When Sunset Peak’s most storied gem, the Peak Diamond, vanishes during the town’s centennial gala, the glittering surface of the community begins to crack. Cheryl orchestrates the plot like a jeweler setting a stone, every facet catching a different kind of light. There’s a dead broker, a perfect replica of the missing diamond, and the uneasy chemistry between Taylor and Police Chief Rocky Rockman, who happens to be the best friend of her ex-husband. “The tension just sizzles,” Cheryl says, with the enthusiasm of someone who knows how friction, like pressure, creates clarity.
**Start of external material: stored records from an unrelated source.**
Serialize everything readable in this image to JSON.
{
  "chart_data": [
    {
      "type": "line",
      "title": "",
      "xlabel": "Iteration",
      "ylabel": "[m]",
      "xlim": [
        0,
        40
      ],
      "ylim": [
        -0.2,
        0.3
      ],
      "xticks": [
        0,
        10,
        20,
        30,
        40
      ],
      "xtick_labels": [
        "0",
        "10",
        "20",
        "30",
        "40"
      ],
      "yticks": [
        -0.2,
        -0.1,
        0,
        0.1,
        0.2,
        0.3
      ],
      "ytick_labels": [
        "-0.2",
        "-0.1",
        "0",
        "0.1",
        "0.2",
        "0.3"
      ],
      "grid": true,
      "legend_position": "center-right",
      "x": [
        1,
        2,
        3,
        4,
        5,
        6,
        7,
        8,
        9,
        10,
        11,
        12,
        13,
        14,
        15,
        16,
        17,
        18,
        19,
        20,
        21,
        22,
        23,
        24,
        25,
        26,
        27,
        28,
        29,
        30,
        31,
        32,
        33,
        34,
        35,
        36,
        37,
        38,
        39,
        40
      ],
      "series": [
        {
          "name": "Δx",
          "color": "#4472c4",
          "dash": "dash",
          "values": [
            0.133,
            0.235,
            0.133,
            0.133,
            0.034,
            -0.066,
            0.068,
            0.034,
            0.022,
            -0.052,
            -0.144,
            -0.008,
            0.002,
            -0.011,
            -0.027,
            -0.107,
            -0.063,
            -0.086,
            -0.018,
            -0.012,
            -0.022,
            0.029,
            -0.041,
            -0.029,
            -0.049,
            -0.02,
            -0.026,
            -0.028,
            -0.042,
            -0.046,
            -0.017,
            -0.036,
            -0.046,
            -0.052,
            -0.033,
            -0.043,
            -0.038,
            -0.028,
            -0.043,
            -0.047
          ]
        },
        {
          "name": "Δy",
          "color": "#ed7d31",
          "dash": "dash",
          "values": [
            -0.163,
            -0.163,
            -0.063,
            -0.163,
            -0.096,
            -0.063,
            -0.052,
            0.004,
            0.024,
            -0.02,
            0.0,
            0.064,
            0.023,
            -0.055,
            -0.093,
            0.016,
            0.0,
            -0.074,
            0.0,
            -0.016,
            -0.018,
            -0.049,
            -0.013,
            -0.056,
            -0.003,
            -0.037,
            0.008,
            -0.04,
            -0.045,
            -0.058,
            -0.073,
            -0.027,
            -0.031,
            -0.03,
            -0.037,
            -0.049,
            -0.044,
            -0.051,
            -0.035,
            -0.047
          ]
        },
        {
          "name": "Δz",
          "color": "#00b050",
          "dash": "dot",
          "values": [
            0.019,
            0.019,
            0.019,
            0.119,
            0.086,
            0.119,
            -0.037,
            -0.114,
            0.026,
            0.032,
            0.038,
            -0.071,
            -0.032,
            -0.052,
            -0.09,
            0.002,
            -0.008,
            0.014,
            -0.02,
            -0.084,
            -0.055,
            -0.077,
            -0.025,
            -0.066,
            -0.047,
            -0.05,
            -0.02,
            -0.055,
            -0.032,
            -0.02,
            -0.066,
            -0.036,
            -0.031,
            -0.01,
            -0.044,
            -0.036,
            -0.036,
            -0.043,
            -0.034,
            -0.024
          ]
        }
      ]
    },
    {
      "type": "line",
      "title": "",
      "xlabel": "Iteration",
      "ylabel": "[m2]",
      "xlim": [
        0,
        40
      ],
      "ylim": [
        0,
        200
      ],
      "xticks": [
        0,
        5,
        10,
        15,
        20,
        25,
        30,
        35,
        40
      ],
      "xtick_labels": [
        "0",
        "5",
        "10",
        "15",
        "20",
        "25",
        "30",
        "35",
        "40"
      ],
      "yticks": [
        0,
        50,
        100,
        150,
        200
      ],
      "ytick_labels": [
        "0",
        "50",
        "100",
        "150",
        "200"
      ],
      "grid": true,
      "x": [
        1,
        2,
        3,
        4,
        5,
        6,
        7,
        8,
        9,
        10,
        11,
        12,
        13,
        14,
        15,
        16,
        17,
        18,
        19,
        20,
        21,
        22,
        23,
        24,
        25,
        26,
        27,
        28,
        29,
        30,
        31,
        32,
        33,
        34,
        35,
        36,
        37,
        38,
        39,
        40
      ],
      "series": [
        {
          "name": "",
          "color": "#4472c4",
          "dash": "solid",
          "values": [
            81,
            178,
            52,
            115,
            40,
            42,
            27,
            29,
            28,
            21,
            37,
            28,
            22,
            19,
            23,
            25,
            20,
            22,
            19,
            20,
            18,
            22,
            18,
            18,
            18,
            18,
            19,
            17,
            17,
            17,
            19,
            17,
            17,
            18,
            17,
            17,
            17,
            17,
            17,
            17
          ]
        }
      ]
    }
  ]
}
But the novel’s most surprising presence comes on four legs. Glimmer, Taylor’s diamond-sniffing miniature dachshund, is no mere gimmick. “Diamond dogs are real,” Cheryl insists, recalling industrial canines trained to scent carbon deposits in South Africa. The dachshund, she explains, was a practical decision, a breed small enough to travel by plane but feisty enough to hold her own in a desert chase. In Cheryl’s telling, Glimmer and Taylor share more than proximity; they’re kindred spirits, stubborn, independent, unyieldingly loyal. Their dynamic gives the story a touch of grounded humor, a reminder that even in the high-stakes world of gem theft, companionship remains its own reward.
Cheryl’s characters speak volumes in silence, a talent she attributes to her years in sales. “You walk into a room and you just know what’s going on,” she says. That observational acuity gives her dialogue a lived-in quality, particularly between Taylor and Hope, whose twinship is less a narrative device than a telepathic shorthand. They understand each other in glances, in pauses, in what isn’t said. It’s a small but telling detail that anchors the story’s emotional core.
Place, too, is a character in The Fire Diamond. Cheryl, who has ridden horses since childhood, writes from the saddle. “It’s the rhythm,” she says, the steady cadence of hooves that frees her subconscious to spin stories. That rhythm courses through the novel’s desert passages: the dusty glow of late afternoon, the hush before a monsoon. Taylor, once a barrel racer, carries that same instinctive connection to the land, a sense that the desert, like a diamond, conceals its riches beneath layers of heat and time.
Beneath the shimmer, The Fire Diamond is ultimately about redemption. The theft that propels the plot also resurrects a ghost: Taylor’s father, absent for thirty years and still orbiting the underworld that exiled her. His return forces her to weigh loyalty against justice, love against survival. “It’s really about what family means,” Cheryl says. “And the choices you make about what matters most.”
Cheryl writes by instinct, not outline. Her characters, she admits, often seize control. “By chapter two, my plan was gone,” she laughs. “Taylor said, ‘No way, I’m not doing that.’ And then Glimmer had opinions too, that dog has a lot to say.” The resulting story feels improvised yet inevitable, like the gleam of a stone catching light from an unexpected angle.
In The Fire Diamond, C.B. Wilson doesn’t just craft a mystery, she cuts one. Each chapter is a facet polished to reveal a deeper truth: that brilliance often comes from pressure. Sometimes, the most valuable things we uncover aren’t the ones buried in the earth, but the ones unearthed within ourselves.